While the estimated utility values from the current study are consistent with findings from previous studies, a degree of uncertainty around the values should be acknowledged. This is evident in the 95% confidence intervals that overlap across a number of severe health states, as a result of the relatively large variability in valuations given by participants and the study sample size. While the vignettes may have good content validity, it is often difficult to convey fully the impact on HRQL in vignette descriptions. Imagining how seizures affect HRQL may be difficult for people with limited or no experience of epilepsy. Severe disease states may be more challenging for members of the general public to value because it is difficult to imagine such a state. Furthermore, there is wide variation in the clinical manifestations experienced by patients with TSC, and these can differ across their lifespan [17]. The health state vignettes were therefore designed to depict a ‘typical’ experience for a patient or caregiver by focusing on the clinical manifestations and impacts that have been most commonly found to affect patients aged around 13 years (i.e. impacts and comorbidities associated with tumours affecting the brain, eyes, and skin). Vignettes represented a simplification of individuals’ experiences with the disorder, which can vary greatly across patients with TSC and their caregivers [46]. Findings from the study should therefore be interpreted in light of this limitation of the TTO vignette valuation method.
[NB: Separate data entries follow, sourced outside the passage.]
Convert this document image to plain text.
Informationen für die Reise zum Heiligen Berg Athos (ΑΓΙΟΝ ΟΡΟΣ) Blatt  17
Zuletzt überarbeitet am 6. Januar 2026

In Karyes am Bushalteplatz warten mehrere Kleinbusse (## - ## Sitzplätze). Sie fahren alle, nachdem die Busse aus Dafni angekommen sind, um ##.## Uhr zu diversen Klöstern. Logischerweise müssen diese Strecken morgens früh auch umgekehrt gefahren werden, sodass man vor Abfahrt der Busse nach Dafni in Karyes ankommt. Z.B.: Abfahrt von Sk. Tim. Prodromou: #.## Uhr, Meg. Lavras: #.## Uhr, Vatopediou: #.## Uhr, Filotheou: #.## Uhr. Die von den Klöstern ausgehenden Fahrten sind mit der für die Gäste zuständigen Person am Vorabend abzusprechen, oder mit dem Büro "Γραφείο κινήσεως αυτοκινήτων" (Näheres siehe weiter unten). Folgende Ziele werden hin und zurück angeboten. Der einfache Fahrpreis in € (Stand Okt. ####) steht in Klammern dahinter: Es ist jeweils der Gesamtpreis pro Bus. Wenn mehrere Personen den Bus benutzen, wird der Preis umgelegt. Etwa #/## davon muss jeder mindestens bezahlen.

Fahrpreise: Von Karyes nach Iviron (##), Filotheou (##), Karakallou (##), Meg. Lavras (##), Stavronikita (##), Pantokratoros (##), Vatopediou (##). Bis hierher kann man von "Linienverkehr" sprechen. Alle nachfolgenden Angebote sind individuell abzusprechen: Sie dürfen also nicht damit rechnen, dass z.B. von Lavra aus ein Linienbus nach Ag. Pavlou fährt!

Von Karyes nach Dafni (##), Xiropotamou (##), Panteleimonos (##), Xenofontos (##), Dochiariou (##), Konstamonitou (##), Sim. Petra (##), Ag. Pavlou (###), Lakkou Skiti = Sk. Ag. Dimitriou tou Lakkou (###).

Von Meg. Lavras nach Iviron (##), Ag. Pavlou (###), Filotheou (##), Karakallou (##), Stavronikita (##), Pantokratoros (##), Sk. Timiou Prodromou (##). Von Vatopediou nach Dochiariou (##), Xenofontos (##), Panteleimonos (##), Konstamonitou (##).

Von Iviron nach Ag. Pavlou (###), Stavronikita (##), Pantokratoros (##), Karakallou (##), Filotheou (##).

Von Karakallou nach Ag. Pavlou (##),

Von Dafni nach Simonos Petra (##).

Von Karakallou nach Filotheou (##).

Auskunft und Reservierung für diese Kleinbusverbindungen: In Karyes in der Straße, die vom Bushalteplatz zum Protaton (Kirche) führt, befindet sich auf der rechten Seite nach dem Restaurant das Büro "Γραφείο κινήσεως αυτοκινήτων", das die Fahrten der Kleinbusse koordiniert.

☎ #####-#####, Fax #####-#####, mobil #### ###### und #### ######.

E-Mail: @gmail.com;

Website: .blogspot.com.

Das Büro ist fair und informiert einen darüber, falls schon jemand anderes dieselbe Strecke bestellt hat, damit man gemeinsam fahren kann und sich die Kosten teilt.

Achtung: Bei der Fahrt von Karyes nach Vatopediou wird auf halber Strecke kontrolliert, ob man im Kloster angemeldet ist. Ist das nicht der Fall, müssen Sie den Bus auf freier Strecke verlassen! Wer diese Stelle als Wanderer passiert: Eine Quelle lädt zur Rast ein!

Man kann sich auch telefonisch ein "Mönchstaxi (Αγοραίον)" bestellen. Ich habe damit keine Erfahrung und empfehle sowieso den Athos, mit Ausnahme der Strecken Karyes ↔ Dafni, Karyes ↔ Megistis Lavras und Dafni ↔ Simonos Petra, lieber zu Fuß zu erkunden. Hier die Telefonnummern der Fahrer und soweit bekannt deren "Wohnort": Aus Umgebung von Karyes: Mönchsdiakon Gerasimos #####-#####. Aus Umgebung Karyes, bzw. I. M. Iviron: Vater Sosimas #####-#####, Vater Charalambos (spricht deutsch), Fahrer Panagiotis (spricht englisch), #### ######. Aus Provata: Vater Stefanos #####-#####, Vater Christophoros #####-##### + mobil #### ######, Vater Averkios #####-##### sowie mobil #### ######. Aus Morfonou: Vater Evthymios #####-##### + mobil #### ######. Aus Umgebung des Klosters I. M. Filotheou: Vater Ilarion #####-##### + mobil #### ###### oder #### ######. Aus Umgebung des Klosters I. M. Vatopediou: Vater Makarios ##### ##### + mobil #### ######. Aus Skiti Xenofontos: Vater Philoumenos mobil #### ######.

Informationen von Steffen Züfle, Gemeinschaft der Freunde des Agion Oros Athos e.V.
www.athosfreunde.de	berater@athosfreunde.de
One should note that all TTO interviews were conducted via online video calls during the COVID-19 pandemic. We have no evidence that the switch to online interviews affected the data quality. To minimise the impact of this change in data collection methods, the online interviews preserved as many features of a standard face-to-face TTO interviewing experience as possible. The study results demonstrated good internal validity, consistent with differences in type of seizures and seizure frequency. Although the use of online video for TTO interviews has not yet been formally validated, a recent TTO study suggests that video interviews yield similar results to face-to-face interviews and might be a feasible alternative [60].

5 Conclusions

Health state vignettes were developed to describe TSC with varying seizure types and seizure frequency. Matched states were developed to describe the life of a caregiver looking after a patient with TSC. The quality of life of these states was rated by the UK general public in a TTO valuation task. This produced logically consistent TTO weights, which can be used in cost-effectiveness modelling. The study findings highlight the substantial burden of living with TSC and caring for a child with TSC. Patient and caregiver burden were greater for generalised than focal seizures. The burden was greatest for a combination of both seizure types and worsened with increasing seizure frequency. The TTO vignette methodology has limitations but can be useful for estimating utility weights in rare diseases, when observational research is challenging.